Luckily Daughter insisted we buy the Guardian yesterday as we boarded our plane, which means I can now let you know the longlist for the Guardian children’s fiction prize, rather than having to concentrate on Daughter’s artistic rearranging of sickbag into flower, while bored on the flight. I think it may have been her way of sorting out Mother’s Day, which is only my second one this year.
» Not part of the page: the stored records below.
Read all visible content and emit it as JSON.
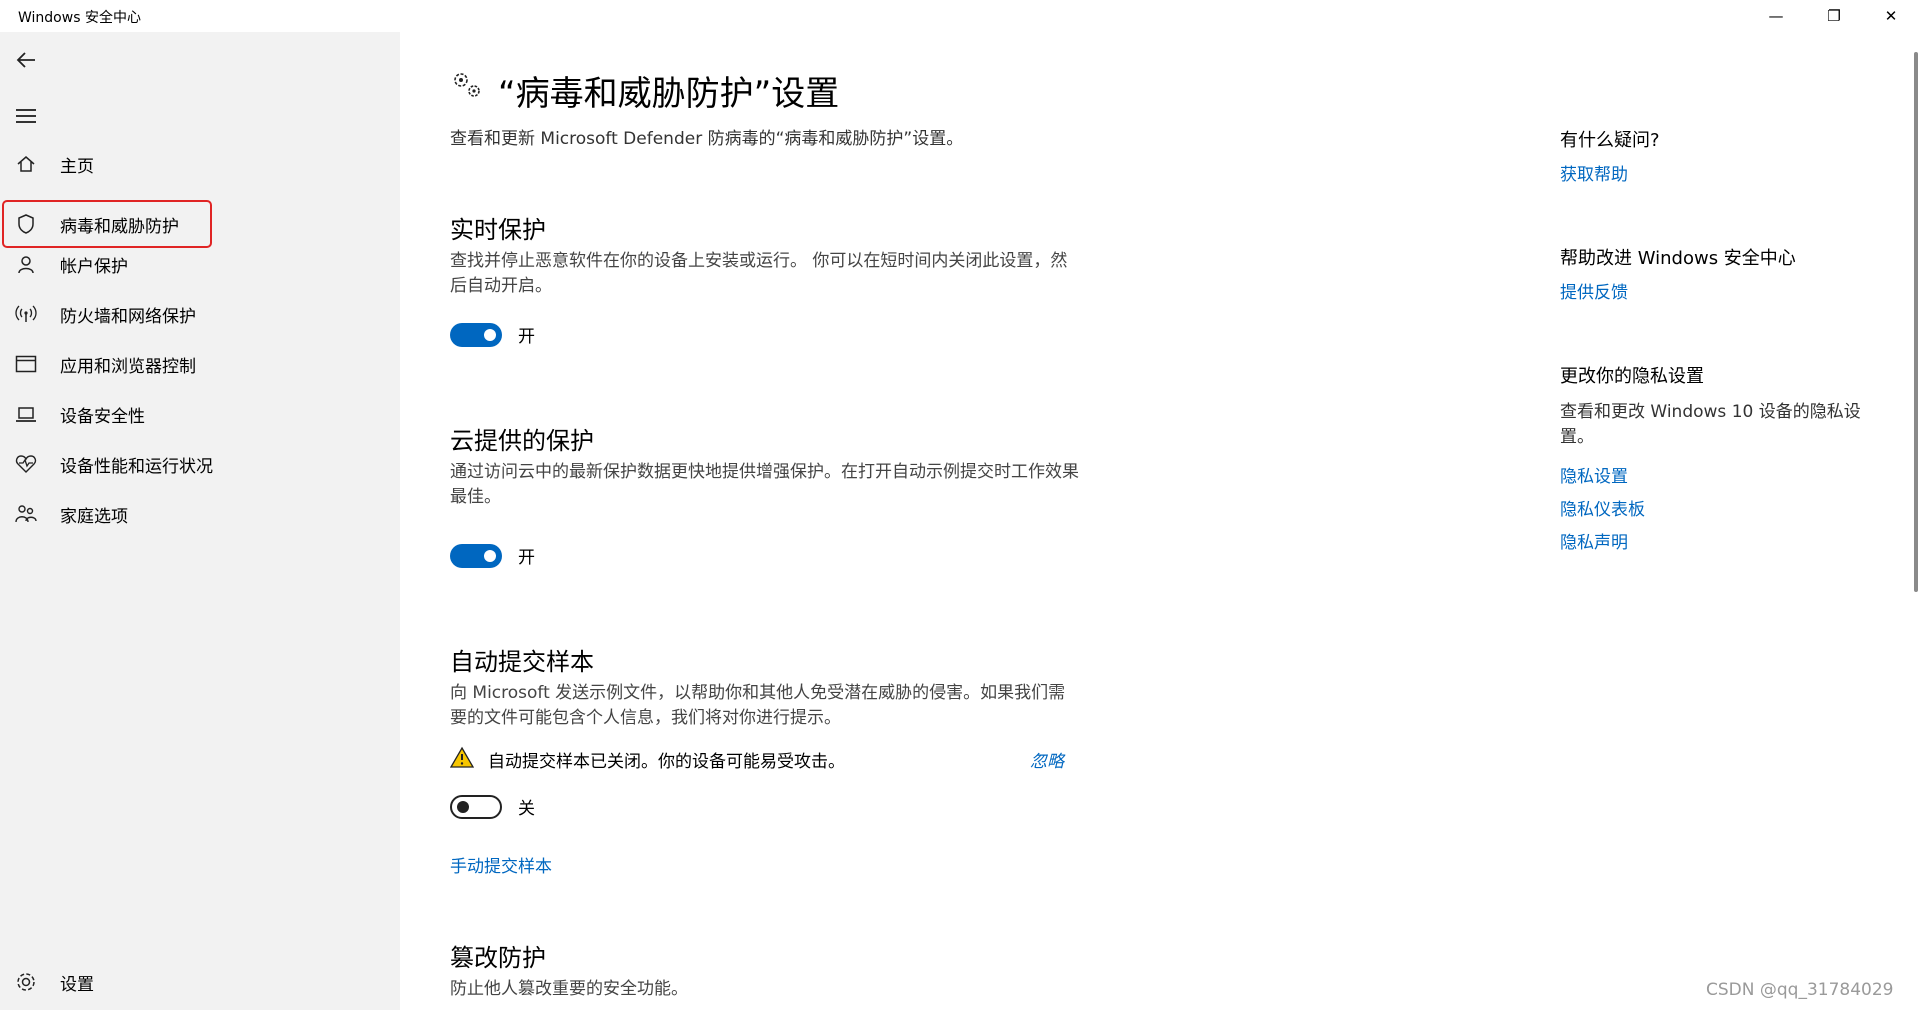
{
  "window": {
    "title": "Windows 安全中心",
    "minimize": "—",
    "maximize": "❐",
    "close": "✕"
  },
  "sidebar": {
    "back_icon": "back-arrow-icon",
    "menu_icon": "hamburger-icon",
    "items": [
      {
        "label": "主页",
        "icon": "home-icon"
      },
      {
        "label": "病毒和威胁防护",
        "icon": "shield-icon",
        "selected": true
      },
      {
        "label": "帐户保护",
        "icon": "person-icon"
      },
      {
        "label": "防火墙和网络保护",
        "icon": "antenna-icon"
      },
      {
        "label": "应用和浏览器控制",
        "icon": "browser-window-icon"
      },
      {
        "label": "设备安全性",
        "icon": "laptop-icon"
      },
      {
        "label": "设备性能和运行状况",
        "icon": "heart-pulse-icon"
      },
      {
        "label": "家庭选项",
        "icon": "family-icon"
      }
    ],
    "settings": {
      "label": "设置",
      "icon": "gear-icon"
    }
  },
  "main": {
    "title": "“病毒和威胁防护”设置",
    "description": "查看和更新 Microsoft Defender 防病毒的“病毒和威胁防护”设置。",
    "realtime": {
      "heading": "实时保护",
      "description": "查找并停止恶意软件在你的设备上安装或运行。 你可以在短时间内关闭此设置，然后自动开启。",
      "toggle_label": "开",
      "on": true
    },
    "cloud": {
      "heading": "云提供的保护",
      "description": "通过访问云中的最新保护数据更快地提供增强保护。在打开自动示例提交时工作效果最佳。",
      "toggle_label": "开",
      "on": true
    },
    "sample": {
      "heading": "自动提交样本",
      "description": "向 Microsoft 发送示例文件，以帮助你和其他人免受潜在威胁的侵害。如果我们需要的文件可能包含个人信息，我们将对你进行提示。",
      "warning": "自动提交样本已关闭。你的设备可能易受攻击。",
      "dismiss": "忽略",
      "toggle_label": "关",
      "on": false,
      "manual_link": "手动提交样本"
    },
    "tamper": {
      "heading": "篡改防护",
      "description": "防止他人篡改重要的安全功能。"
    }
  },
  "right": {
    "question_heading": "有什么疑问?",
    "get_help": "获取帮助",
    "improve_heading": "帮助改进 Windows 安全中心",
    "feedback": "提供反馈",
    "privacy_heading": "更改你的隐私设置",
    "privacy_text": "查看和更改 Windows 10 设备的隐私设置。",
    "privacy_settings": "隐私设置",
    "privacy_dashboard": "隐私仪表板",
    "privacy_statement": "隐私声明"
  },
  "watermark": "CSDN @qq_31784029",
  "colors": {
    "accent": "#0067c0",
    "highlight": "#e02424",
    "sidebar_bg": "#f2f2f2"
  }
}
Anthony McGowan, The Knife That Killed Me
Frank Cottrell Boyce, Cosmic
Jenny Downham, Before I Die
Patrick Ness, The Knife of Never Letting Go
Rhiannon Lassiter, Bad Blood
Siobhan Dowd, Bog Child
Tanya Landman, The Goldsmith’s Daughter
Good list, but unfortunately one where I have yet again failed to read enough of the books to know what’s what. I’ll go home and catch up as best I can. It’s definitely a list of knives and death, which when you think about it is not very “child friendly”. As for my famous predictions, I can only see one outcome, and that’s for Bog Child to win. The shortlist will feature books 3, 4, 6 and 7.

2 responses so far ↓
meg rosoff // May 27, 2008 at 21:31 |
Oh lord, is that the LONGLIST? I thought it was the shortlist. I agree with you that it has to be Bog Child. And looking at the judges (Mal Peet, Mary Hoffman and Jenny Valentine) I’m even more in agreement. Like everyone else, I just wish Siobhan were around to enjoy her much deserved success. She won Irish Book of the Year last week with Bog Child, and it was richly deserved.
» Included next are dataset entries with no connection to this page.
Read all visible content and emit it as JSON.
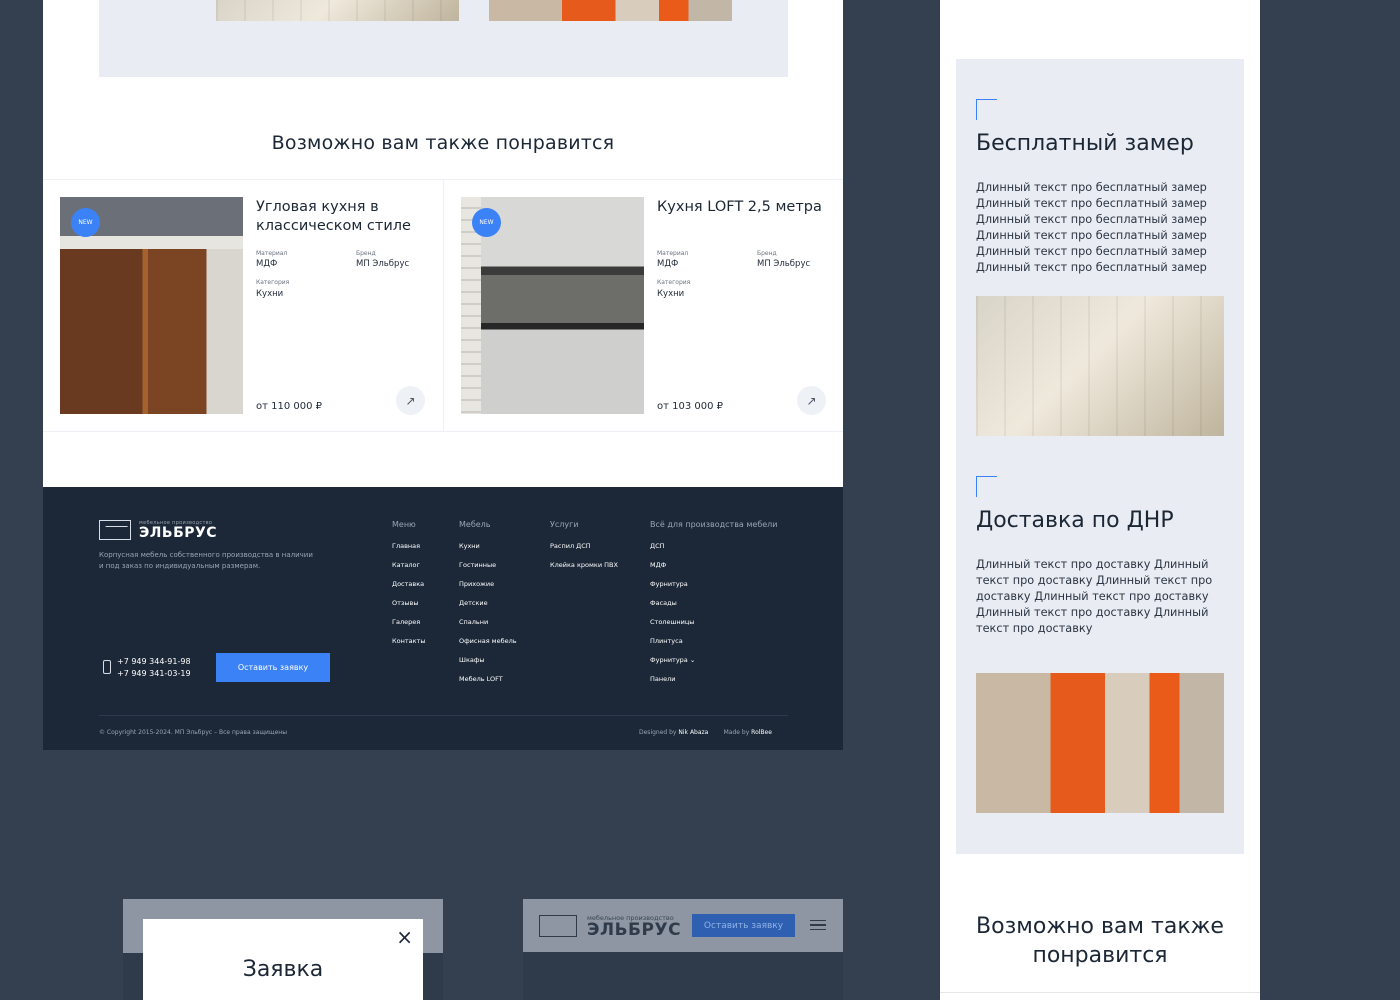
{
  "left_page": {
    "also_title": "Возможно вам также понравится",
    "products": [
      {
        "badge": "NEW",
        "title": "Угловая кухня в классическом стиле",
        "material_label": "Материал",
        "material": "МДФ",
        "brand_label": "Бренд",
        "brand": "МП Эльбрус",
        "category_label": "Категория",
        "category": "Кухни",
        "price": "от 110 000 ₽",
        "arrow": "↗"
      },
      {
        "badge": "NEW",
        "title": "Кухня LOFT 2,5 метра",
        "material_label": "Материал",
        "material": "МДФ",
        "brand_label": "Бренд",
        "brand": "МП Эльбрус",
        "category_label": "Категория",
        "category": "Кухни",
        "price": "от 103 000 ₽",
        "arrow": "↗"
      }
    ],
    "footer": {
      "logo_sub": "мебельное производство",
      "logo_name": "ЭЛЬБРУС",
      "description": "Корпусная мебель собственного производства в наличии и под заказ по индивидуальным размерам.",
      "phone1": "+7 949 344-91-98",
      "phone2": "+7 949 341-03-19",
      "cta": "Оставить заявку",
      "columns": [
        {
          "title": "Меню",
          "links": [
            "Главная",
            "Каталог",
            "Доставка",
            "Отзывы",
            "Галерея",
            "Контакты"
          ]
        },
        {
          "title": "Мебель",
          "links": [
            "Кухни",
            "Гостинные",
            "Прихожие",
            "Детские",
            "Спальни",
            "Офисная мебель",
            "Шкафы",
            "Мебель LOFT"
          ]
        },
        {
          "title": "Услуги",
          "links": [
            "Распил ДСП",
            "Клейка кромки ПВХ"
          ]
        },
        {
          "title": "Всё для производства мебели",
          "links": [
            "ДСП",
            "МДФ",
            "Фурнитура",
            "Фасады",
            "Столешницы",
            "Плинтуса",
            "Фурнитура ⌄",
            "Панели"
          ]
        }
      ],
      "copyright": "© Copyright 2015-2024. МП Эльбрус – Все права защищены",
      "designed_by_label": "Designed by",
      "designed_by": "Nik Abaza",
      "made_by_label": "Made by",
      "made_by": "RolBee"
    }
  },
  "right_page": {
    "measure_title": "Бесплатный замер",
    "measure_text": "Длинный текст про бесплатный замер Длинный текст про бесплатный замер Длинный текст про бесплатный замер Длинный текст про бесплатный замер Длинный текст про бесплатный замер Длинный текст про бесплатный замер",
    "delivery_title": "Доставка по ДНР",
    "delivery_text": "Длинный текст про доставку Длинный текст про доставку Длинный текст про доставку Длинный текст про доставку Длинный текст про доставку Длинный текст про доставку",
    "also_title": "Возможно вам также понравится"
  },
  "mockups": {
    "modal_title": "Заявка",
    "close_icon": "×",
    "logo_sub": "мебельное производство",
    "logo_name": "ЭЛЬБРУС",
    "cta": "Оставить заявку"
  },
  "colors": {
    "background": "#34404f",
    "accent": "#3b82f6",
    "footer": "#1c2838",
    "panel": "#e9ecf2"
  }
}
A quick word of support for Anthony McGowan, though, whose The Knife That Killed Me is about as timely a book as was ever written. I don’t know about the Patrick Ness, but I think McGowan’s should be required reading in secondary schools, for reasons of safety and sanity, at the very least.
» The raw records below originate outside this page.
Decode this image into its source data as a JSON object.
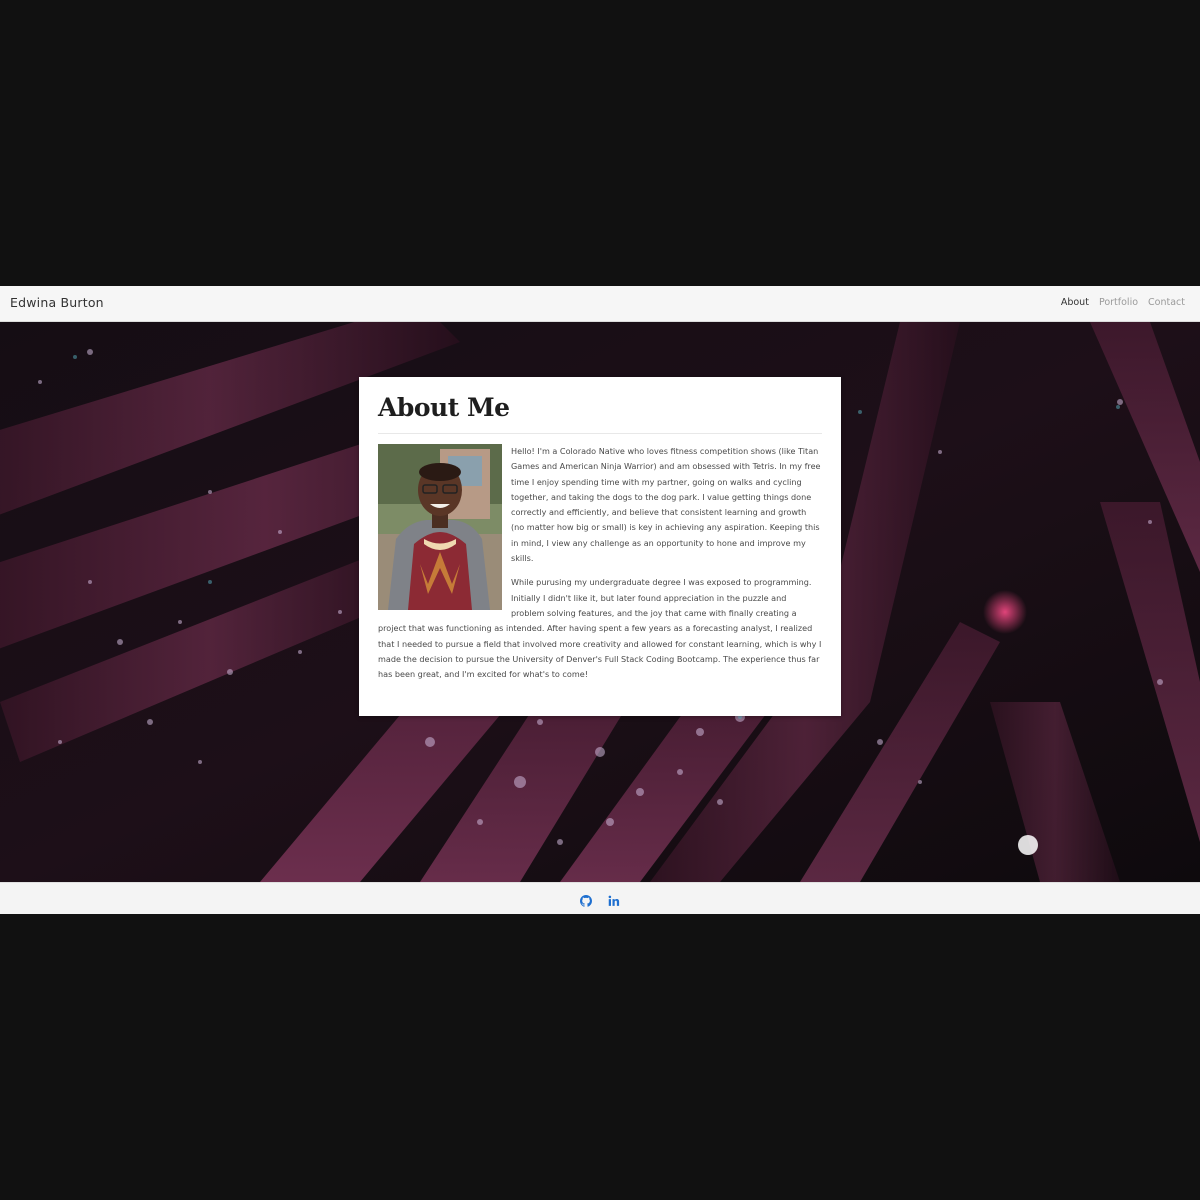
{
  "header": {
    "brand": "Edwina Burton",
    "nav": [
      {
        "label": "About",
        "active": true
      },
      {
        "label": "Portfolio",
        "active": false
      },
      {
        "label": "Contact",
        "active": false
      }
    ]
  },
  "about": {
    "title": "About Me",
    "paragraphs": [
      "Hello! I'm a Colorado Native who loves fitness competition shows (like Titan Games and American Ninja Warrior) and am obsessed with Tetris. In my free time I enjoy spending time with my partner, going on walks and cycling together, and taking the dogs to the dog park. I value getting things done correctly and efficiently, and believe that consistent learning and growth (no matter how big or small) is key in achieving any aspiration. Keeping this in mind, I view any challenge as an opportunity to hone and improve my skills.",
      "While purusing my undergraduate degree I was exposed to programming. Initially I didn't like it, but later found appreciation in the puzzle and problem solving features, and the joy that came with finally creating a project that was functioning as intended. After having spent a few years as a forecasting analyst, I realized that I needed to pursue a field that involved more creativity and allowed for constant learning, which is why I made the decision to pursue the University of Denver's Full Stack Coding Bootcamp. The experience thus far has been great, and I'm excited for what's to come!"
    ]
  },
  "footer": {
    "social_icons": [
      "github-icon",
      "linkedin-icon"
    ]
  },
  "colors": {
    "link_blue": "#1e6fd0",
    "hero_dark": "#1a0f16",
    "leaf_purple": "#5a2540"
  }
}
bookwitch // May 28, 2008 at 6:57 |
Yes, I’ve looked several times, including a minute ago, and it says LONGLIST. Doesn’t mention date for shortlist, so maybe they are skipping that? But thinking about what Mary Hoffman was saying a while back, this ought to be the shortlist. Hmm.
Anthony’s book is lying at home waiting for a free moment.